S.3693 The “50/14” Cash Market Cattle Mandate
requires beef packers to purchase 50 percent of the fed cattle they slaughter each day on a cash, spot-market basis, to be delivered and slaughtered within 14 days (so-called “50/14”).
Background:
Since 2002, according to USDA data compiled by economist and industry expert Dr. Nevil Speer, while the number of cattle sold on a cash market basis has declined 55 percent, …

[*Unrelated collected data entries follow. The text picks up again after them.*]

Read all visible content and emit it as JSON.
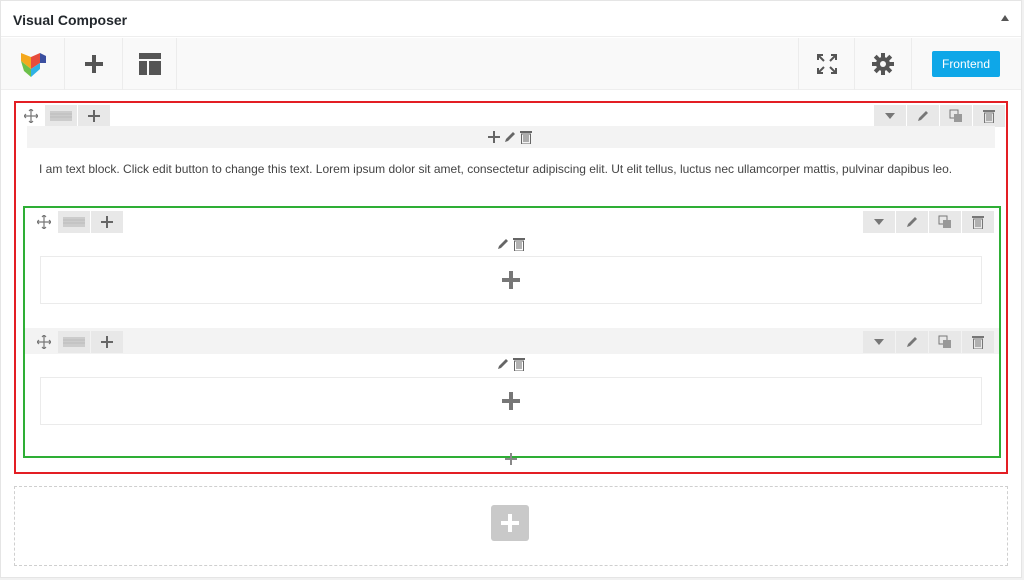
{
  "panel": {
    "title": "Visual Composer",
    "collapse_icon": "triangle-up-icon"
  },
  "navbar": {
    "logo_icon": "vc-logo-icon",
    "add_element_icon": "plus-icon",
    "templates_icon": "layout-icon",
    "fullscreen_icon": "fullscreen-icon",
    "settings_icon": "gear-icon",
    "frontend_label": "Frontend"
  },
  "row": {
    "text_block": "I am text block. Click edit button to change this text. Lorem ipsum dolor sit amet, consectetur adipiscing elit. Ut elit tellus, luctus nec ullamcorper mattis, pulvinar dapibus leo."
  },
  "colors": {
    "row_highlight": "#e31e24",
    "inner_row_highlight": "#2eae35",
    "frontend_button": "#0ea7e8"
  }
}
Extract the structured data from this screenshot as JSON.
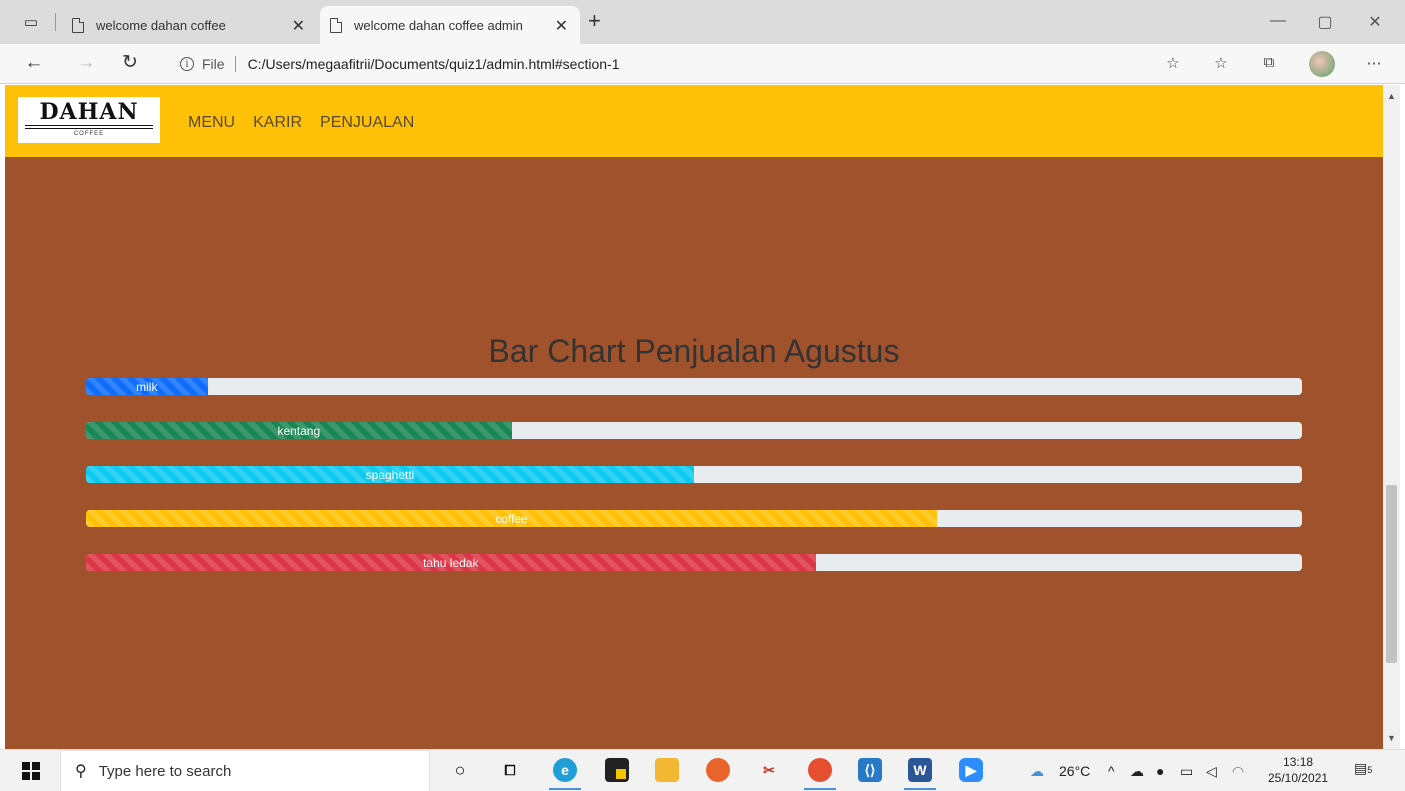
{
  "browser": {
    "tabs": [
      {
        "title": "welcome dahan coffee",
        "active": false
      },
      {
        "title": "welcome dahan coffee admin",
        "active": true
      }
    ],
    "address": {
      "scheme_label": "File",
      "url": "C:/Users/megaafitrii/Documents/quiz1/admin.html#section-1"
    }
  },
  "site": {
    "logo": {
      "brand": "DAHAN",
      "sub": "COFFEE"
    },
    "nav": [
      {
        "label": "MENU"
      },
      {
        "label": "KARIR"
      },
      {
        "label": "PENJUALAN"
      }
    ],
    "colors": {
      "navbar": "#ffc107",
      "background": "#a0522d",
      "track": "#e9ecef"
    }
  },
  "chart_data": {
    "type": "bar",
    "title": "Bar Chart Penjualan Agustus",
    "orientation": "horizontal",
    "ylim": [
      0,
      100
    ],
    "categories": [
      "milk",
      "kentang",
      "spaghetti",
      "coffee",
      "tahu ledak"
    ],
    "values": [
      10,
      35,
      50,
      70,
      60
    ],
    "colors": [
      "#0d6efd",
      "#198754",
      "#0dcaf0",
      "#ffc107",
      "#dc3545"
    ],
    "striped": true
  },
  "taskbar": {
    "search_placeholder": "Type here to search",
    "weather": "26°C",
    "time": "13:18",
    "date": "25/10/2021",
    "notifications": "5"
  }
}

- Beef imports into the U.S. have dropped 5 percent;
- Live cattle imports into the U.S. have dropped 13 percent;
- Beef grading at the top two quality grades – Choice and Prime – has increased 39 percent;
- Consumer’s per capita expenditures on beef has increased 56 percent; and
- The annual average price of fed steers has increased 75 percent.
NAMI Position:
This proposal is a one-size-fits-all, permanent federal regulatory solution to a temporary problem and would have adverse, unintended consequences to the U.S. beef – and cattle – sectors.
According to a May 2020 white paper written by Colorado State University economist Dr. Stephen Koontz, “there are almost no benefits and considerable costs due to lost efficiency and product quality” to such a mandate. According to Koontz, the short‐term impact for a policy most like what is being proposed “is a $2.5 billion negative impact in the first year and a cumulative negative impact of $16 billion over 10‐years.
Dr. Koontz draws from econometric research mandated by Congress and published by USDA’s when similar market regulation was last considered in 2002 – the Livestock and Meat Marketing Study. As the Koontz paper notes, that peer reviewed study was produced by 30 researchers, in four teams, over nearly three years of research, and published in six volumes.
By definition, the 50/14 concept would reduce the use of other forms of procuring cattle, including forward contracts, various formula-based contracts, and so-called grid pricing, which applies premiums and discounts for various carcass attributes to a base price for cattle. These pricing methods – collectively known as alternative marketing arrangements (AMA) – combined with the negotiated cash market pricing, have served U.S. cattle producers, the beef industry, and consumers well over the past two decades.
The 50/14 proposal, would
- … impact cattle producers and feeders differently in different parts of the country; while the national average of cash market transactions is between 20 to 25 percent of cattle marketed, in some parts of the country it is well above 50 percent, and in other areas it is lower.
- … reduce options for cattle producers and feeders and packers; under the current market driven options for purchasing cattle, the number of both cash market and AMA transactions can vary significantly from month-to-month and even from week-to-week.